Wednesday, April 15, 2009

Monday, April 13, 2009

Wild Irish Rose

I've lived in this Brooklyn apartment for 222 days now. Every morning the block wino has started his day on one of the street's stoops (usually mine) with a fifth of Wild Irish Rose in a paper bag. He's there by nine every morning, has no front teeth, can barely speak, and has been apparently homeless since the old laundromat around the corner shut down after the owner's husband died.

Every time I step in or out of my building I recieve the exact same wave - a lifting of the spindly left hand that appears to require all of the energy conserved since my last passing. His right hand remains wrapped loosely around the bagged bottle in his lap, often hours after it's been emptied. Accompanying the wave is a vague whisper that escapes the gap in his teeth. It's mostly a heavy breath out with slight vocal manipulation. It took me over a month of these passings to realize that he's saying "alright".

I'd like to see him when he was my age.

Friday, April 10, 2009

Job hunting on Craigslist never lets me down.

Needed: One Unstructured Men's Jacket (original) (New York)


Date: 2009-04-10, 1:05PM EDT

I am an extra large man searching for an in-expensive unstructured cotton jacket to be created for me to wear in the summertime. 
Looking for a beginning designer searching to make a few extra bucks by creating a very simple, cotton, unlined, lightweight, unstructured jacket. 
I am a regular size 58 portly long. I would like something very lightweight that can be rolled in an overnight bag. Packed away to far off hot lands and worn despite its wrinkles. 
And, I'm looking to do this for $100 total plus shipping. 

yep.

yep.
http://www.youtube.com/watch?v=qE3pGYjz8Ws

Monday, March 23, 2009

ThingsThatWillMakeYouStartBloggingAgain

Notable events of the past two days:

Sunday:
While rock climbing: a mentally disabled woman attempts to attack my me, my partner, and dog while crying "Evil! Die!

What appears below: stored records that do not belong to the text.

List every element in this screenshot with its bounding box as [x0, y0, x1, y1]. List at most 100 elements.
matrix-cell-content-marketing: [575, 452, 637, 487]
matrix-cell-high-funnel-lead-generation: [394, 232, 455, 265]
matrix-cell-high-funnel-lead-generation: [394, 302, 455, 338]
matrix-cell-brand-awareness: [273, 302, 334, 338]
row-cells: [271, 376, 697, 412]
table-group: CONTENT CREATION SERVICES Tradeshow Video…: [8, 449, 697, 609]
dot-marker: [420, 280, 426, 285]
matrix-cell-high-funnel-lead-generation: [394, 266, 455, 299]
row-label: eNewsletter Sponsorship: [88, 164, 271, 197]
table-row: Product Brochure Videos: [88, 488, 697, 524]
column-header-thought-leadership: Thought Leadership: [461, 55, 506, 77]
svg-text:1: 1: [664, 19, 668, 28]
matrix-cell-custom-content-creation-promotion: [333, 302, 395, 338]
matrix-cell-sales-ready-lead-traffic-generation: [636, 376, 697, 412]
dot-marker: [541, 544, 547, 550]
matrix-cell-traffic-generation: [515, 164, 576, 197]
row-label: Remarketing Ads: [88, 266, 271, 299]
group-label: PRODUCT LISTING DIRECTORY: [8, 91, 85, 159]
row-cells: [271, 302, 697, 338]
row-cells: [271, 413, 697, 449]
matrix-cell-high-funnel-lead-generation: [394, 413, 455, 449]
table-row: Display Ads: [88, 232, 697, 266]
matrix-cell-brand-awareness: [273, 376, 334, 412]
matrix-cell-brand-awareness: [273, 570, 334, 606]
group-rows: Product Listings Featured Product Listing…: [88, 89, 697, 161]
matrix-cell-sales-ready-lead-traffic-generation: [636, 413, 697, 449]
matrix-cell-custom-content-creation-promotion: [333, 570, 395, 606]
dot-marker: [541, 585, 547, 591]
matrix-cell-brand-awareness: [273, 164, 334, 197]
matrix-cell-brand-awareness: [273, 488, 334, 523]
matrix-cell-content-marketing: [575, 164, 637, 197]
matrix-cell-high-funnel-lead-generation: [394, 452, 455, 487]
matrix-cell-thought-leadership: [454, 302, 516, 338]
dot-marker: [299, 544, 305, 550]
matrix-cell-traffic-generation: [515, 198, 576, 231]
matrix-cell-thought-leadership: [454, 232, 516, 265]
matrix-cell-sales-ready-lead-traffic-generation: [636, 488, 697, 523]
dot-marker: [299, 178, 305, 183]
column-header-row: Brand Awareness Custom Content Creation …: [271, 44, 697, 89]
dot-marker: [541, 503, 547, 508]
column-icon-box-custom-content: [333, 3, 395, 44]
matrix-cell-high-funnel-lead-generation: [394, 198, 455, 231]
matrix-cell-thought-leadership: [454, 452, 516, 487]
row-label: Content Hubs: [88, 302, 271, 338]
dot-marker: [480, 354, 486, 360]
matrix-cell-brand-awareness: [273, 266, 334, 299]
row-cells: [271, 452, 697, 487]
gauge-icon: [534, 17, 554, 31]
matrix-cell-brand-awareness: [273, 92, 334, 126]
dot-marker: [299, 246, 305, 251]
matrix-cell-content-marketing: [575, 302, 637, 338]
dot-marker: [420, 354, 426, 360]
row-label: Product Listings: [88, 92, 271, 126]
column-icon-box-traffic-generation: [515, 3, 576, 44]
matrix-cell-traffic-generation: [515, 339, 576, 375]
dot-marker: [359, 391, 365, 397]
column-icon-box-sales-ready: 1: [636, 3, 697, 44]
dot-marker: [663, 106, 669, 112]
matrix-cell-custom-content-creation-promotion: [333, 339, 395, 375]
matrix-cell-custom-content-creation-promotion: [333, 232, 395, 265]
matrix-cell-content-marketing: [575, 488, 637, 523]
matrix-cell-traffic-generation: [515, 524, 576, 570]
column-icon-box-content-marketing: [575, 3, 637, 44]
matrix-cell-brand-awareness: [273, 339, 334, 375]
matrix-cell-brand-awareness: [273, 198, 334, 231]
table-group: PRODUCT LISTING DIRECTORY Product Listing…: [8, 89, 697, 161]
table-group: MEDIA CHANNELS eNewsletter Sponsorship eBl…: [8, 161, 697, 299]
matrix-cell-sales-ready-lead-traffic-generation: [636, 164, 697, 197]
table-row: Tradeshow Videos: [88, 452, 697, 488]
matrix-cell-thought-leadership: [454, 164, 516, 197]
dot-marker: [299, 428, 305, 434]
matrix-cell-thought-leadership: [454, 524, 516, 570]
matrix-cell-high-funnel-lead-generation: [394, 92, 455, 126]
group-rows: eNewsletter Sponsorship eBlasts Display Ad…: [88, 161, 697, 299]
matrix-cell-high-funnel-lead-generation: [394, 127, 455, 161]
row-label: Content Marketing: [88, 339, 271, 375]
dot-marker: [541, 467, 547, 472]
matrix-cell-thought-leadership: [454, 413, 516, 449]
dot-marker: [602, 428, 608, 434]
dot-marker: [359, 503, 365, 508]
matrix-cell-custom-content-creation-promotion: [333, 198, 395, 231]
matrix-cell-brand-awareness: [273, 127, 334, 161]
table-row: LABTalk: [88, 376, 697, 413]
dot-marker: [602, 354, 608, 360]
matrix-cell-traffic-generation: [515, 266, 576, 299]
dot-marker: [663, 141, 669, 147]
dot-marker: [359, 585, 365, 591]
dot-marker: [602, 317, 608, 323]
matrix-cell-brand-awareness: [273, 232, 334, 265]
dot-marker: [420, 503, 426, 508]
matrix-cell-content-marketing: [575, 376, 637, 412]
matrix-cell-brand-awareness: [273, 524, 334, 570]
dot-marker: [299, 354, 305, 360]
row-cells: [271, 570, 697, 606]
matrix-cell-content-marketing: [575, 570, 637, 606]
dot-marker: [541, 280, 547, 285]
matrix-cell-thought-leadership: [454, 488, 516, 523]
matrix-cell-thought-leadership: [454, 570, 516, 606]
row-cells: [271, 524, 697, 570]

BAD, BAD!" - Thwarted by her father.  
Later she exacts her revenge by grabbing my coffee off the trail, taking a swig, popping the plastic lid off and dumping the remaining half cup straight into my left boot which was sitting innocently astride.  Again, she is paternally prempted.  Minutes later however she returns to finish her work, slurping the remaining caffeine drops from the parted lid and carefully upending the cup itself so it sits nicely emptied, upside-down, perfectly aside my climbing rope.  This is not a joke.

Monday:
A man stops me on the walk directly in front of my building to congratulate me.  He remembers when "the first one of you moved onto this block.  It was December '05.  Well after 911" of course.  He is, naturally, a "Nation-of-Islam-raised-racist-mother-fucker".  Clearly I've made a new friend, given by the amount of hand shaking and back patting going on.

Later on Monday:
A black couple - man dressed all in black with a white hat, woman dressed all in white with black hair walk into the coffee shop.  The argument disappears to the back room, but his leather bag and leather gloves remain sitting next to me, awaiting his reclamation.